Commercial EVs require high quality battery cells, fully packaged with sophisticated battery management systems and thermal management accessories (hoses, cooling pumps, etc.). These components are both supply-constrained and expensive, with low-volume pricing today typically exceeding $600/kWh. This is a surprise to many fleets forecasting and waiting for cheaper commercial vehicles because they have seen reports from McKinsey and the U.S. Department of Energy. McKinsey recently published a document saying that EV batteries have dropped to $227/kWh, and they see $100/kWh as the target for true price parity with ICE vehicles. The DOE recently published a report showing a $200/kWh price point today for EV batteries.

An advanced, thermally-managed battery pack. (Image is for illustrative purposes only.)
An advanced, thermally-managed battery pack. (Image is for illustrative purposes only.)

Reports don’t always tell the whole story.

There are four problems with relying heavily on these sources:

  1. These reports are focused on passenger vehicles, not commercial vehicles. A typical electric commercial vehicle will have between 2 and 10 times the amount of batteries as a typical passenger EV, so the systems, components, thermal management, power density requirements, power requirements, charging requirements, and geometric requirements are all different from a passenger EV.
  2. Cell quality is not considered in these reports. There remain reliability and MTBF differences of up to 10X between various cell manufacturers (i.e. some cells are failing after only one year on the road, others have reportedly survived for ten years on the road). The difference in price between a cheap cell and an expensive cell today is about 35%, so a $227/kWh battery with cheap cells can quickly become a $300/kWh battery if equipped with high-reliability cells.
  3. Another problem is that the studies do not differentiate on volume purchase sizes. EV commercial vehicles today sell at a fraction of the volumes of EV passenger vehicles, and since the packs are not the same between the commercial vehicles and passenger vehicles, commercial EV manufacturers cannot expect the large discounts that come with large-volume battery orders.
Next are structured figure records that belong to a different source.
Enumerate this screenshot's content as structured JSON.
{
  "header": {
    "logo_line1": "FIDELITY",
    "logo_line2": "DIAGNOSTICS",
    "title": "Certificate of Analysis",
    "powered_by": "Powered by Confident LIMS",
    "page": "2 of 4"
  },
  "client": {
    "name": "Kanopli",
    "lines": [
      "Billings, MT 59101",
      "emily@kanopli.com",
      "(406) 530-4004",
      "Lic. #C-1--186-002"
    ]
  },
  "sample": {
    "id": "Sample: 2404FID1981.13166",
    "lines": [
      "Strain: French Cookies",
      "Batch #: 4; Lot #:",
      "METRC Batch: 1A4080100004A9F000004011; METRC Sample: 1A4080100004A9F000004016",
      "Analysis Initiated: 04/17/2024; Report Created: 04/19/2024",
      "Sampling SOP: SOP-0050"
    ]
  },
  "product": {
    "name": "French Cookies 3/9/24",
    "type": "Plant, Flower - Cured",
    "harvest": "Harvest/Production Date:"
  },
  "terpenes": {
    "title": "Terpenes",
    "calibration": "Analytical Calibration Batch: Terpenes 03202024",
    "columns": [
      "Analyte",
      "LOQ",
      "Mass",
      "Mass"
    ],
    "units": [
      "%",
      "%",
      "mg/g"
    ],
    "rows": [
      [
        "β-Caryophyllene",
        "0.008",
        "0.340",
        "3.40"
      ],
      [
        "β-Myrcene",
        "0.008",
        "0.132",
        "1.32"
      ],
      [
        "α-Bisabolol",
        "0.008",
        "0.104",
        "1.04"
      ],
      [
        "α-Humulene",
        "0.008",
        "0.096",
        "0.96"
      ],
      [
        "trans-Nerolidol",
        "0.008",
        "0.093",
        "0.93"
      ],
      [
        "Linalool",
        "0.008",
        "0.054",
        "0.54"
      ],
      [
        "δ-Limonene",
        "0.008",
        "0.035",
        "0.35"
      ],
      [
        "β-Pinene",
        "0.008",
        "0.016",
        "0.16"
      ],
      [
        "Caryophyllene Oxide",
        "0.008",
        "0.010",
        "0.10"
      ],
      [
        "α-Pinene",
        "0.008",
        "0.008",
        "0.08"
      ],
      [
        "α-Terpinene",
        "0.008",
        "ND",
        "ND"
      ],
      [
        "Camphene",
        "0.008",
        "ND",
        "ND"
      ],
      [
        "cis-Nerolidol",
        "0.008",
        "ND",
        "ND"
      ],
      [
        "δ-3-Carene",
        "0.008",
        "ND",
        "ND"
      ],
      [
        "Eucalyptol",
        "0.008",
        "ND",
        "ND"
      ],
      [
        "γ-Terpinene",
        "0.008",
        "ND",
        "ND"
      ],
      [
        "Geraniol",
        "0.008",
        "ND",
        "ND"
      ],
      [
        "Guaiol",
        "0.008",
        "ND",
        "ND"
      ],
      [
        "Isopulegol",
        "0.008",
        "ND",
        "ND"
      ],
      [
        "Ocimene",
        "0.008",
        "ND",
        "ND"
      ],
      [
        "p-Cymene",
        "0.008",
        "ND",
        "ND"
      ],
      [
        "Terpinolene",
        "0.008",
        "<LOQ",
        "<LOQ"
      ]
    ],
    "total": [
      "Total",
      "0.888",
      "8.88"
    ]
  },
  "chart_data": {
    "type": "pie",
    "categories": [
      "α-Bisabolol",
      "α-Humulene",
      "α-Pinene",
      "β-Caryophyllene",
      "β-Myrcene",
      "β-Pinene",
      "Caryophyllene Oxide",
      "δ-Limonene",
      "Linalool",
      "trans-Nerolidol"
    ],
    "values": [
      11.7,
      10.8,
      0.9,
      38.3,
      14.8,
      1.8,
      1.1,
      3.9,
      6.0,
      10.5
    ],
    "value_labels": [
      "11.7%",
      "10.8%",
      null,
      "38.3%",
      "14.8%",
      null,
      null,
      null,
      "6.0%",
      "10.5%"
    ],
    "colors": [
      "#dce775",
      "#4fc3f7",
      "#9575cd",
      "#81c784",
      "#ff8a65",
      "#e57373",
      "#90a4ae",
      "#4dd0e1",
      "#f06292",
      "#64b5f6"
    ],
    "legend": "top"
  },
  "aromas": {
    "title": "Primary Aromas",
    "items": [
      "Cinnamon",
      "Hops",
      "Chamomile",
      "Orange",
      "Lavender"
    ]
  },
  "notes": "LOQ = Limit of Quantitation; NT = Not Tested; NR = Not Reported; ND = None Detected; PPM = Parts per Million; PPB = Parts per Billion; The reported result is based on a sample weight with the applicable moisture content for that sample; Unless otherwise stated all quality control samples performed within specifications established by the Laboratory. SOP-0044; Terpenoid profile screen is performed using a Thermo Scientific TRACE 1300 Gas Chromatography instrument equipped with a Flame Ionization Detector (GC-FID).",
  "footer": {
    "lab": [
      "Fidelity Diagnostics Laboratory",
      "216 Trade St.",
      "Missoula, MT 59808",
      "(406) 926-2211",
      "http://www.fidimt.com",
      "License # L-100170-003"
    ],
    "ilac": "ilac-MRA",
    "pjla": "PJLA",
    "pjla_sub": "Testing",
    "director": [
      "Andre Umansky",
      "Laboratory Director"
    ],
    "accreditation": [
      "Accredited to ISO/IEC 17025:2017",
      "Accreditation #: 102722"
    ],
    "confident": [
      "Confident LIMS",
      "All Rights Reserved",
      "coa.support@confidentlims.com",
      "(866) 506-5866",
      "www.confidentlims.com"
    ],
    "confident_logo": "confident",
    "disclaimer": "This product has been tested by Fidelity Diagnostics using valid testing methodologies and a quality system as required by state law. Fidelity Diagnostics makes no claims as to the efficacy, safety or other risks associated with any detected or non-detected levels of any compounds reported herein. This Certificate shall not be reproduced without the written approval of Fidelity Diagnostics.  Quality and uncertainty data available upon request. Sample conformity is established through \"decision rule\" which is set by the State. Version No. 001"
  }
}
This volume factor alone represents a 50% increase in pricing, so a $300/kWh battery quickly becomes a $450/kWh battery.
  4. Finally, the full manufacturing, shipping and tariff costs, as well as ancillary items like thermal management systems are not taken into account. Careful battery thermal management (heating and cooling tolerances within 4°C) is essential for commercial EV battery longevity and efficiency — and the costs of this in a commercial EV add about 35% to the overall battery system cost. A $450/kWh battery quickly rises to $600 kWh.

Context is everything

The primary challenge with comparing data in these reports is the lack of context: a cheap cell with no thermal management, that will likely fail within the first two years, bought in an order quantity for 1,000 vehicles, is considered in the same pricing bucket with a thermally-managed, high-quality cell bought for an order of 20 vehicles.

The bottom line is that commercial electric vehicles with high-quality battery systems will continue to cost more than a comparable ICE vehicle for some time into the future. As  more customers experience the on-road failures of the cheap battery systems, the value of the high-quality systems will become more apparent.

Not the same thing as an electric passenger car.